Он выглядел как Иисус, скинутый со креста: изможденный, с продолговатым и странным лицом, будто стесанным с обеих сторон, длинные руки и ноги, сухой, желтый, бескровный. Но в весьма редких и памятных толкованиях отца Прохора никогда не бывало у Назарянина вместо глаз ямин со сгустившейся кровью, не бывало таких зубов, из-за которых губы его, верхняя и нижняя, не сходились. Папакакас даже на панагии [21] размером не более ногтя оставался бы легко узнаваемым: глаза без зрачков и без света, не коварные и не злобные, но – страшные, словно покоища черных смертоносных молний, кои в судный миг спепеляют и человека и лист, испаряют коровье вымя или лужу, сушат куст бересклета или сочный ствол липы, акации, миндаля, ломают равнинные нивы и долинки, где горцы сеют хлеб и молитвы. Отщепенец и главарь отщепенцев, под рукой его двенадцать отверженных бунтовщиков – Парамон, следопыт Богдан с сыном Вецко, Карп Любанский и Карпов кум Тане Ронго, – озлобленные принудительной разбойной жизнью. Еще – братья Давид и Силян, Миломир, Нико, Чеслав, Яков, Баце (и теперь вот Антим, Киприян и я, превратившийся в Тимофея). Отряд имел несколько коней и двух вьючных мулов. У всех появилось что-то общее – в лице, в голосе. Иные одичали уже, иные дичают, никогда не сделаться нам тем, чем были, – сеятелями и жнецами.

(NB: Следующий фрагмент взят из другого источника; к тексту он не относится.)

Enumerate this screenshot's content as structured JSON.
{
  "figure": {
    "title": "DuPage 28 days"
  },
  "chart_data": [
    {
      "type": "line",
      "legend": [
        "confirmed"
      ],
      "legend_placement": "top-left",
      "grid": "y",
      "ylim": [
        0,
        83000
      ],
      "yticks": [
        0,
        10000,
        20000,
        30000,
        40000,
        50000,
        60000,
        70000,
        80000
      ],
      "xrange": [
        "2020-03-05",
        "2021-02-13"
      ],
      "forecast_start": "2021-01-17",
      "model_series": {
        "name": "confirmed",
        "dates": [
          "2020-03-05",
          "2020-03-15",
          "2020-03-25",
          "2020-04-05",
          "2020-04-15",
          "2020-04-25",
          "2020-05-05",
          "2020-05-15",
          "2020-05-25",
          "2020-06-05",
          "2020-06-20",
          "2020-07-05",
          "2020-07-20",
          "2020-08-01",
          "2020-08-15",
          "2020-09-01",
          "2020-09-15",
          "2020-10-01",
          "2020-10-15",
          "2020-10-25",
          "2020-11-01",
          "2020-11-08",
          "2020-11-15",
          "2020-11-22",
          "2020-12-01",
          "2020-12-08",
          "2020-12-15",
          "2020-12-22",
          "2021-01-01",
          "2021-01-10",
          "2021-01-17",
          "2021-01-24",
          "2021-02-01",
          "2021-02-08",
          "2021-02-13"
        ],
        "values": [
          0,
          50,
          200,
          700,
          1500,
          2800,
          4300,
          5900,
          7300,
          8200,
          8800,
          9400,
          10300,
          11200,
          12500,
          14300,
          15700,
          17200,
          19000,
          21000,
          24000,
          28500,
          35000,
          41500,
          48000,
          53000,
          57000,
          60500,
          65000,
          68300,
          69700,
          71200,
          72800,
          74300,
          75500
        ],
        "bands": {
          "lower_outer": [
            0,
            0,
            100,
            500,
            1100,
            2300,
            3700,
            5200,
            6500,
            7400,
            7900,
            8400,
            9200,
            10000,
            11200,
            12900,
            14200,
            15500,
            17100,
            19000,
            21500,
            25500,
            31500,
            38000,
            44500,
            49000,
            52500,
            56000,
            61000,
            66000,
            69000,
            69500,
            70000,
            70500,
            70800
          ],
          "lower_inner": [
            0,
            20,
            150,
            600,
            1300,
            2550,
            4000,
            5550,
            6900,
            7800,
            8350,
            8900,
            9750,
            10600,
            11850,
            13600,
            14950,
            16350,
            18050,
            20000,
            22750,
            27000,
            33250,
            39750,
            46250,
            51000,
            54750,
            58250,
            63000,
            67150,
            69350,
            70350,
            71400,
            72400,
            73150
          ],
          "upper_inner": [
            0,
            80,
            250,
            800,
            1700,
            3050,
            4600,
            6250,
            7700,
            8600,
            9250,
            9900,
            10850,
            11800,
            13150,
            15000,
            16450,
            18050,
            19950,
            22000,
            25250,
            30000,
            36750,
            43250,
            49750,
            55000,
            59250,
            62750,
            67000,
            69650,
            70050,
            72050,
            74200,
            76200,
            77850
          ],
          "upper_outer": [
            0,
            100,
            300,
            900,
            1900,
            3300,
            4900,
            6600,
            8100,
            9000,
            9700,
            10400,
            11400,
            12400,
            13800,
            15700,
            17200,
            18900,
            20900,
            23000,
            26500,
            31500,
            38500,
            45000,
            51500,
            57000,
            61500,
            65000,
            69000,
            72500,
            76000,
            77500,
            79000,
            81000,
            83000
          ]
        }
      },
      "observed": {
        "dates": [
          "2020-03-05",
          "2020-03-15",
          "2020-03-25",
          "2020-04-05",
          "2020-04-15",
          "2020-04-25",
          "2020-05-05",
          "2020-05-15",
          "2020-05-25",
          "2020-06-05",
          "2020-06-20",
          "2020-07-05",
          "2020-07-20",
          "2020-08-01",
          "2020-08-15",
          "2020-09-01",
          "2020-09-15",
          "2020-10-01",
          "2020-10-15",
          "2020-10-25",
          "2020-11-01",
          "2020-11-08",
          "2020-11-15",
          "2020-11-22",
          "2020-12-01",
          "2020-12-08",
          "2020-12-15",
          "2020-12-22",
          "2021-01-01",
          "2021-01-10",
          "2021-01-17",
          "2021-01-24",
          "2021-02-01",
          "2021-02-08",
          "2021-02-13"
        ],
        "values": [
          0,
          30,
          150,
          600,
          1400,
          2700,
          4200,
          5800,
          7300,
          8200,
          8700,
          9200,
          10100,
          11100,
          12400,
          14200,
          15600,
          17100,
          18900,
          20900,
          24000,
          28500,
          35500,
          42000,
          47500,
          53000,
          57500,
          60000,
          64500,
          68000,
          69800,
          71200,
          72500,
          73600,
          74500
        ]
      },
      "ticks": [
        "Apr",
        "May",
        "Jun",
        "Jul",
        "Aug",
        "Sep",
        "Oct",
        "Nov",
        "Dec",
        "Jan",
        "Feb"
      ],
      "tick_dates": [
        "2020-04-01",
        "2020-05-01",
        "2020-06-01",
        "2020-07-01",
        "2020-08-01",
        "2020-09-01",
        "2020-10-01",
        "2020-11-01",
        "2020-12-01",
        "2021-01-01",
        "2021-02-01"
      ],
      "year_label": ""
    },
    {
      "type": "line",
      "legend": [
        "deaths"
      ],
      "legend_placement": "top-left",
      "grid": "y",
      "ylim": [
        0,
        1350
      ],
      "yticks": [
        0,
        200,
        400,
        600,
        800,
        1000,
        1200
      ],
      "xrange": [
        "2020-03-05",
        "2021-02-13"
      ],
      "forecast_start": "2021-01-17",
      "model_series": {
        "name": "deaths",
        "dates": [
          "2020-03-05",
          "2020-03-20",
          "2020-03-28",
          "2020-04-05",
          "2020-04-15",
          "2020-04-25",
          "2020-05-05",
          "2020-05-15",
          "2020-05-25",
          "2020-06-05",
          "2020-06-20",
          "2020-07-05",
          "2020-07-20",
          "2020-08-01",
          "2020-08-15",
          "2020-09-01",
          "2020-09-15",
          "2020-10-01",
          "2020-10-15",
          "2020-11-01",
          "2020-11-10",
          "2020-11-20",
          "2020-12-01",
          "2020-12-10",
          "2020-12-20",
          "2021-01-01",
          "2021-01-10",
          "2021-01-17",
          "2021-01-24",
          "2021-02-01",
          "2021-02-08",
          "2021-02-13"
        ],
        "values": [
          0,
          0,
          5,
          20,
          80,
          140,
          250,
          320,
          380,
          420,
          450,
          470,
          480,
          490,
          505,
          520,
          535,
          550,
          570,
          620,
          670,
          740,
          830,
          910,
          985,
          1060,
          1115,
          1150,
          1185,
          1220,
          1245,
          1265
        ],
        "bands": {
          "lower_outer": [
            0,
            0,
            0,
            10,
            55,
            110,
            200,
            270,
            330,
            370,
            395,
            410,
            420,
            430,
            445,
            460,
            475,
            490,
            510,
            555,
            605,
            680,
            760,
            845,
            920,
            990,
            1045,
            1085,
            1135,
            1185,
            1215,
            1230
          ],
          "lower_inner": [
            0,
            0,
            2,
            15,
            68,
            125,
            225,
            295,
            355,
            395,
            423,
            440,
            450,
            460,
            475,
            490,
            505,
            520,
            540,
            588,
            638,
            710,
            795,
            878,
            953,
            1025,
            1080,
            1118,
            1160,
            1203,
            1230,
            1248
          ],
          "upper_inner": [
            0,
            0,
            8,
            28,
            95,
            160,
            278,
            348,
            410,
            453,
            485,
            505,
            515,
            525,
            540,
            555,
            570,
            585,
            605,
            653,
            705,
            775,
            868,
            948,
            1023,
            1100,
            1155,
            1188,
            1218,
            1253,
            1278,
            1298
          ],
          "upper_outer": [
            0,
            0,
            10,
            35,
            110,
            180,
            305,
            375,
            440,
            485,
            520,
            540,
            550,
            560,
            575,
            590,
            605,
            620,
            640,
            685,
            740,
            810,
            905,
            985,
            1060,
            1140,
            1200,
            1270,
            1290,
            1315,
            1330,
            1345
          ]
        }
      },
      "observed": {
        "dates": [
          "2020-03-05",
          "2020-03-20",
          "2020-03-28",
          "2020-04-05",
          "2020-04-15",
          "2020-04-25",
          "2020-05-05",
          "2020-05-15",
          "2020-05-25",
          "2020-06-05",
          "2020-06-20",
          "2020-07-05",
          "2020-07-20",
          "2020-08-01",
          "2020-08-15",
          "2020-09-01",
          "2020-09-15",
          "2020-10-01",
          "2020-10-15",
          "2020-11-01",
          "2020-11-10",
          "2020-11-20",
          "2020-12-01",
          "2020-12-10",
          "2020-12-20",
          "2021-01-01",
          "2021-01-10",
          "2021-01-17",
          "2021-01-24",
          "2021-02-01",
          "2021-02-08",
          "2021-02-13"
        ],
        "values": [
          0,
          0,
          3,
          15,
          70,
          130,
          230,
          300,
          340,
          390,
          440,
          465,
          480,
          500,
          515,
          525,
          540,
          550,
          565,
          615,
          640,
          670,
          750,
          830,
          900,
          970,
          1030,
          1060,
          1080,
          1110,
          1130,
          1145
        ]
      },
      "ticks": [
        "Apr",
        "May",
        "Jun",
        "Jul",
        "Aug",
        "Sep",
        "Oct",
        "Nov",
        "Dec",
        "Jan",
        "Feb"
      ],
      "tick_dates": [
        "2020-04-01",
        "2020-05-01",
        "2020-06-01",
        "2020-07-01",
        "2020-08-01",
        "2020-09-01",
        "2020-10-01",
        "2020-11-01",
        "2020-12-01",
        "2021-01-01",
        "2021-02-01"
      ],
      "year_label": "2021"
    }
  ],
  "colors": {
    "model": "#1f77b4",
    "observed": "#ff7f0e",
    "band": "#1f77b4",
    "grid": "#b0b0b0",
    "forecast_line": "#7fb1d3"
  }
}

До встречи с ними мы что есть духу спешили, предполагая, что в Бижанцах уже открыли наше бегство и нарядили погоню. Мы не ошиблись. В полдень на гребне горы, с которой мы только спустились, появились трое верхами – на каждого беглеца по загонщику. Вооруженные, опытные в сражениях, в отмщении суровые, готовые предать нас гибели. Загадали верно – обессиленные да с дубинками отбиться от них мы не могли. Подходил миг, когда стремглав срываешься в пропасть, не чувствуя грани между ужасом и равнодушием, миг перетекания в другой миг, в другое – для тебя мертвое – время: даже застыв, оно не завернет назад, в его клубке вылупившийся из жизни мотылек не обратится в гусеницу. Смертельный миг, кратчайший блеск сознания, моментальный, реальный и раскаленный, сознание спешащего к своей гибели. Блеск! И нас трое в этом блеске, без надежды быть отпетыми и погребенными.

Они не спешили. Спускались котловиной, кони осторожно ступали по камню и по своим теням, а всадники, всемогущие наши судьи, держали копья нацеленными, каждый, без сомнения, уже избрал себе жертву. Как и мы, дети своего племени, они были мужчинами, несли свой крест и свою судьбу, свою веру, свои правила и законы, – они были совсем другие, чем мы. Слабыми нитями связывала нас лишь ненависть и смерть, чья тень выкраивала нам, монахам, новые и вечные загробные рясы. Мне казалось, невыносимый жар растаскивает мое тело, выставляя меня перед копьями голым скрипучим скелетом с сознанием. Я молча сжимал палку, Киприян молился на неведомом мне языке. Перед тем как пойти в монахи, он был иудеем и теперь опять становился им – охваченный безумным страхом, искал избавления или прощения и у креста, и у покинутых святых. Антим, дерзко выпрямившись перед судьбой, тоже молчал – стиснутые губы и сощуренные глаза, руки ухватились покрепче за дубинку. Я знал, он выискивает сильнейшего, дабы облегчить схватку нам, пожелтевшему Киприяну и мне. Но и он видел: мы пропали, мы бессильны отбиться от меча и копья, от воинственного и разбойничьего ража.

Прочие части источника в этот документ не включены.